On 15 March 1922 the first intake of seventy five boys joined ship in Simon's Bay. General Botha's wife was supposed to conduct the official christening, but she was feeling poorly, with the result that Isie Smuts had to officiate on 1 April 1922. The TS General Botha remained in Simon's Bay for the next twenty years, during which 1,276 cadets received their training. The presence of German submarines in the southern oceans in 1942 caused the naval authorities to become concerned for the safety of the cadets living on board the TS General Botha. They were therefore moved up to Red Hill, but still went down to the ship for their daily training. At the end of the year the TS General Botha was commandeered by the navy and berthed in the dockyard for the rest of the war.

After the war it was found that the TS General Botha was beyond economical repair. On 13 May 1947 she was towed into False Bay to a position nine nautical miles ESE of the Roman Rock lighthouse and sunk by gunfire from Scala battery.

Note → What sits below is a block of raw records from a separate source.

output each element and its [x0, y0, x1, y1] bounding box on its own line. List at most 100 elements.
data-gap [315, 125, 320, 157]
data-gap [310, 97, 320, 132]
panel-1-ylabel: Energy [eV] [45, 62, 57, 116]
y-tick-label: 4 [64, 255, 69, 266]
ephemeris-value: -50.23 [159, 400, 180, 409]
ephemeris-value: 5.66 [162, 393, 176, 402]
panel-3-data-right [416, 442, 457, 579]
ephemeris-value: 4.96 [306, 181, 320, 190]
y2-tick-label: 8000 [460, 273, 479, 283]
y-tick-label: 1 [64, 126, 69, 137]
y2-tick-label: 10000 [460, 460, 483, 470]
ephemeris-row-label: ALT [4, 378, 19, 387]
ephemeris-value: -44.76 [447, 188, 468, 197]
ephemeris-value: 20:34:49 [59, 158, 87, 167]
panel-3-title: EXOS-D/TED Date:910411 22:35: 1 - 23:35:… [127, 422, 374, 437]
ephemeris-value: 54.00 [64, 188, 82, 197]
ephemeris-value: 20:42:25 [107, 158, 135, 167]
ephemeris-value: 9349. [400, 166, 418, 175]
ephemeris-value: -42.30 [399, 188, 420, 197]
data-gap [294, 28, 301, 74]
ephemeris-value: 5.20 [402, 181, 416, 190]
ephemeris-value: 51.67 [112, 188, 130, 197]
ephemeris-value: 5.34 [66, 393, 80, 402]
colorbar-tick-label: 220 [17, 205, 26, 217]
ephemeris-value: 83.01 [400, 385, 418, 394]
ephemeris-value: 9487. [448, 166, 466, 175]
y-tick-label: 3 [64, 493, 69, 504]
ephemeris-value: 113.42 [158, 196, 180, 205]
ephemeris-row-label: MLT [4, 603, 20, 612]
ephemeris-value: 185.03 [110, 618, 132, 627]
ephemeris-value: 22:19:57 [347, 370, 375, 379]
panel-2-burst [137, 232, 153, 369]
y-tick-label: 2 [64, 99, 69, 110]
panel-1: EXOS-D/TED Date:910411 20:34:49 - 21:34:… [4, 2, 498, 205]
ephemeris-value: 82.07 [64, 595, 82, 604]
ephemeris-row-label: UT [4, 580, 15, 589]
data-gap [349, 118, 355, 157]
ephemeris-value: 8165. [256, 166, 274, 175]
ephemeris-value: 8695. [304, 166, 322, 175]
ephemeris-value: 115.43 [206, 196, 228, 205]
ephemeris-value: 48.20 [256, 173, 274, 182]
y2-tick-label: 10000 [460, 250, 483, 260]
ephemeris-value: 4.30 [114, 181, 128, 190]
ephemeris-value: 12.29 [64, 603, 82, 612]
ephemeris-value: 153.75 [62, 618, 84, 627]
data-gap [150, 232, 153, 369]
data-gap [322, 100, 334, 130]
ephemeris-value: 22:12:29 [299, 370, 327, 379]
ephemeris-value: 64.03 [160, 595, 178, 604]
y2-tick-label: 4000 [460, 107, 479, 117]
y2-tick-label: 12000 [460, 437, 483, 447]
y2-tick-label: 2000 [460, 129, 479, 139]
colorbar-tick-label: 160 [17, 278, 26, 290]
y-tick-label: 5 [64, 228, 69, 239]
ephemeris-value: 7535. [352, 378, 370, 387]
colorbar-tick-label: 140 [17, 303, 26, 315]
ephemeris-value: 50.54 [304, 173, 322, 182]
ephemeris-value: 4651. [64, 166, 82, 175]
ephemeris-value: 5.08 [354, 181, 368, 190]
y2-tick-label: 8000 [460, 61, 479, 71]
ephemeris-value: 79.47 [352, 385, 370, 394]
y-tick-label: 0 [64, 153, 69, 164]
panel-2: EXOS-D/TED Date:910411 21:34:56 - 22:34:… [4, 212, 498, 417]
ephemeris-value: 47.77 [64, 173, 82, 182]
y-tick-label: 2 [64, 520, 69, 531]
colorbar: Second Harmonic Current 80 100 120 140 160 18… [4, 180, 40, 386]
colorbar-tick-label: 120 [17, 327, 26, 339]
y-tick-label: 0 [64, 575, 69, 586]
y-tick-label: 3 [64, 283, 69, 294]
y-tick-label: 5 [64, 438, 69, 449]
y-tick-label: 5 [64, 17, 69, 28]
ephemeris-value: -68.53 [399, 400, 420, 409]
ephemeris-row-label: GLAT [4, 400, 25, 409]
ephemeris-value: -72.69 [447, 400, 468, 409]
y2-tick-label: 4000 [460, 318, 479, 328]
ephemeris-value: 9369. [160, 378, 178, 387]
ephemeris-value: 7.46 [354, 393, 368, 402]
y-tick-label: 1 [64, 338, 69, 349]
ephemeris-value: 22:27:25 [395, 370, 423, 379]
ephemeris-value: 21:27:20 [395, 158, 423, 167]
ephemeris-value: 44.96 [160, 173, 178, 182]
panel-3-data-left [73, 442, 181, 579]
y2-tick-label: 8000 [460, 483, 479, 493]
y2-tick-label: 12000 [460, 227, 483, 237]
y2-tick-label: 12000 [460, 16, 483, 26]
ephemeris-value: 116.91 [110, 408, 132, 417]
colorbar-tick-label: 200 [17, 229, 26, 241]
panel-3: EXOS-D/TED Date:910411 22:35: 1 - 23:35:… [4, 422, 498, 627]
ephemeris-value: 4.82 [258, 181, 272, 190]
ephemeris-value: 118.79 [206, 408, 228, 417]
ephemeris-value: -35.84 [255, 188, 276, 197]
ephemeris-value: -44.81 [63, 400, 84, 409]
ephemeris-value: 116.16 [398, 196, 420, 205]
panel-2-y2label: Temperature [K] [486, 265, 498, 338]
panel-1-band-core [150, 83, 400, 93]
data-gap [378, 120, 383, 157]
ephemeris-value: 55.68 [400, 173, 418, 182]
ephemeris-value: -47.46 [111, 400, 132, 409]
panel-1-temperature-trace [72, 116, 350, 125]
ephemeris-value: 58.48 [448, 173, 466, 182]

===The South African Nautical College General Botha===
At the end of April 1948 the cadets were moved to the former SAAF crash boat station at Gordons Bay. The name of the establishment was changed to The South African Nautical College General Botha and the new Captain-Superintendent was Captain G V Legassick RNR. For the next 10 years General Botha prospered. A new engineering course was introduced as well. Then in 1958 the government decided to place the establishment under the control of the South African Navy.

===South African Naval College===
Captain Legassick was replaced with Commander SC Biermann, on whom rested the unenviable job of combining the courses for the Merchant Marine and the Navy, while remaining the commanding officer of the Naval Gymnasium in Saldanha. This difficult relationship between the two services continued until 1966, when the new South African Merchant Navy Academy was established at Granger Bay.